Two boys had a lucky escape last week when they had to be rescued from a well known beauty spot. The youngsters were playing at The Falls, Richmond when they became stranded on a rock in the middle of the river.

Due to the recent heavy rainfall, the river water had risen suddenly, and the boys found themselves in difficulty and unable to reach the shore. Fortunately, the boy’s plight was noticed by a passer by, and the Fire and Rescue Service were called. The specialist Swift Water Rescue Team from Richmond and crews from Richmond, Leyburn and Colburn were quickly on scene. Crews worked for over thirty minutes to rescue the boys, who were brought safely back to shore.

Fire and Rescue Group Manager Carl Boasman said:”Thankfully, on this occasion the youngsters were rescued from the river in time using the skills of the Richmond Swift Water Team. Had the boys been unable to raise the alarm, the outcome could have been quite different.” He continues:”Rivers and waterways may seem relatively safe, especially during good weather, but this incident shows how quickly the situation can change. We are urging people to recognise the dangers associated with open water, and make sure that children are supervised carefully at all times. Rivers can rise quickly, and people may unwittingly find themselves in life threatening situations.”

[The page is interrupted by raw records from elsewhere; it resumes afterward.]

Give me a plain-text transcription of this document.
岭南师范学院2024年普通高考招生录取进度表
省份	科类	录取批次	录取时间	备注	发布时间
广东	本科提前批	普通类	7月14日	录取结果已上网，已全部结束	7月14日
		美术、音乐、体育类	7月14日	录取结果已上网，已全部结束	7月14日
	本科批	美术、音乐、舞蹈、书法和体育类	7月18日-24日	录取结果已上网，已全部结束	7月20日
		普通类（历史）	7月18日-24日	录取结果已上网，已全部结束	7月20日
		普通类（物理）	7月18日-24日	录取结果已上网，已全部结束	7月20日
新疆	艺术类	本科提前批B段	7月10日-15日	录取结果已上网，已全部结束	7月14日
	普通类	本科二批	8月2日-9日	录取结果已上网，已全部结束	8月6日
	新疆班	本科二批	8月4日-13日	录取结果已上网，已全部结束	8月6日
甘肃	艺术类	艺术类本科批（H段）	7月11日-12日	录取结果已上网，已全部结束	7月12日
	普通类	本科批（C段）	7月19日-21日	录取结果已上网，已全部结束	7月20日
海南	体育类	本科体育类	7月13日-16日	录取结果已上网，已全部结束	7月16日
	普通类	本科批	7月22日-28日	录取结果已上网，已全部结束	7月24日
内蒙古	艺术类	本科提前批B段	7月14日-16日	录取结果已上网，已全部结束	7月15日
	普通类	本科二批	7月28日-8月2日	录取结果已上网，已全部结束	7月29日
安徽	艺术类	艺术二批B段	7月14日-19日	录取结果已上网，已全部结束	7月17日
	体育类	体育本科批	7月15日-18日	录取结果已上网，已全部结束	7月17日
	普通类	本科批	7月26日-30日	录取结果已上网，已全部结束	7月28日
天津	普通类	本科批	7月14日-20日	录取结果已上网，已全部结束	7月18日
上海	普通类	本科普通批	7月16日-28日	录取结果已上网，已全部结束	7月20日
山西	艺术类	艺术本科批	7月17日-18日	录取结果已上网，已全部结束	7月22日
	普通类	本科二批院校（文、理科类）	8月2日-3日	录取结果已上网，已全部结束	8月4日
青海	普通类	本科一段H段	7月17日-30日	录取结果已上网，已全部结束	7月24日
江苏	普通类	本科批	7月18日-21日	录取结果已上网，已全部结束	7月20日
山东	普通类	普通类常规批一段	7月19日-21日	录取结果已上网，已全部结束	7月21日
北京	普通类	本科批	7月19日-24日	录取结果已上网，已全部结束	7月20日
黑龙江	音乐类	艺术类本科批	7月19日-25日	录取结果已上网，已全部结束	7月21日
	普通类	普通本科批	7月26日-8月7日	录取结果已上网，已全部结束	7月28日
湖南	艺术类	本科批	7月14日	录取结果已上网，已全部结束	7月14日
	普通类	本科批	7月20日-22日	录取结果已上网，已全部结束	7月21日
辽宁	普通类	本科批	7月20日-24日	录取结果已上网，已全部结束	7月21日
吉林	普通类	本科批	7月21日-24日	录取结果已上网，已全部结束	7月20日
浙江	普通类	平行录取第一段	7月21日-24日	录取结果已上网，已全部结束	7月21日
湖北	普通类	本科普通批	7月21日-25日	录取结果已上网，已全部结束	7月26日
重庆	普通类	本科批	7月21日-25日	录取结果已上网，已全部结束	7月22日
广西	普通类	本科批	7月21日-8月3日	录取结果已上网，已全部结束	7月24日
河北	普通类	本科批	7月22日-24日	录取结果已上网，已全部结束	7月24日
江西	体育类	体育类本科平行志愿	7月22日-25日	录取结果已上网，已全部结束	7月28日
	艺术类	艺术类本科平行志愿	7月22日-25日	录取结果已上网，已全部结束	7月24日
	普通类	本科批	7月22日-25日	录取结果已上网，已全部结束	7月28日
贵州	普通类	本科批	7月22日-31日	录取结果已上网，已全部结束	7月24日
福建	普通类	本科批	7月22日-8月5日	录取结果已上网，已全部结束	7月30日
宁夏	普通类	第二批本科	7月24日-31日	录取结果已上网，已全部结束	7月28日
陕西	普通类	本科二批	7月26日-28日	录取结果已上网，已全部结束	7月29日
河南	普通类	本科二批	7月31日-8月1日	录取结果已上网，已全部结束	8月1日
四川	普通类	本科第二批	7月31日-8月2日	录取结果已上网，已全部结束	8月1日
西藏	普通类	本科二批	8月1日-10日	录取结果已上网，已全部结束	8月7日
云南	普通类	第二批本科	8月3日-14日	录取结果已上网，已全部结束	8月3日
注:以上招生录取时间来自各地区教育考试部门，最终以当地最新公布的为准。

The two local boys aged thirteen were taken into the care of the Ambulance Service and were treated for shock, but were otherwise unharmed.

Each year, over 350 people die as a result of drowning in the UK. Since April 2007, NYFRS has rescued over 40 people from water and urges people to follow these simple tips to stay safe:

  • Do not drink alcohol before entering water. Drinking alcohol puts bathers at risk because of loss of coordination and slower reaction times.
  • Do not eat just before entering water, as you are more susceptible to muscle cramps.
  • Be aware that, even during hot summer months, the temperature in open water is dangerously low. Even the strongest swimmers can find themselves in difficulty when the body suffers loss of strength and muscle coordination in cold water.
  • Be aware of life-threatening hazards in water such as rocks, unseen vegetation and discarded rubbish and never jump in.
  • Take care even in shallow water. Just 15cm of flowing water can knock a person of their feet.
  • Pay attention to warning signs – they are there for your protection.
  • If you see anyone in the water, do not jump in to try and save them. Call 999, shout for help and reach, throw or row to help, if it is safe to do so.
  • NYFRS always recommend that people who wish to swim visit an appropriate facility such as their local swimming pool.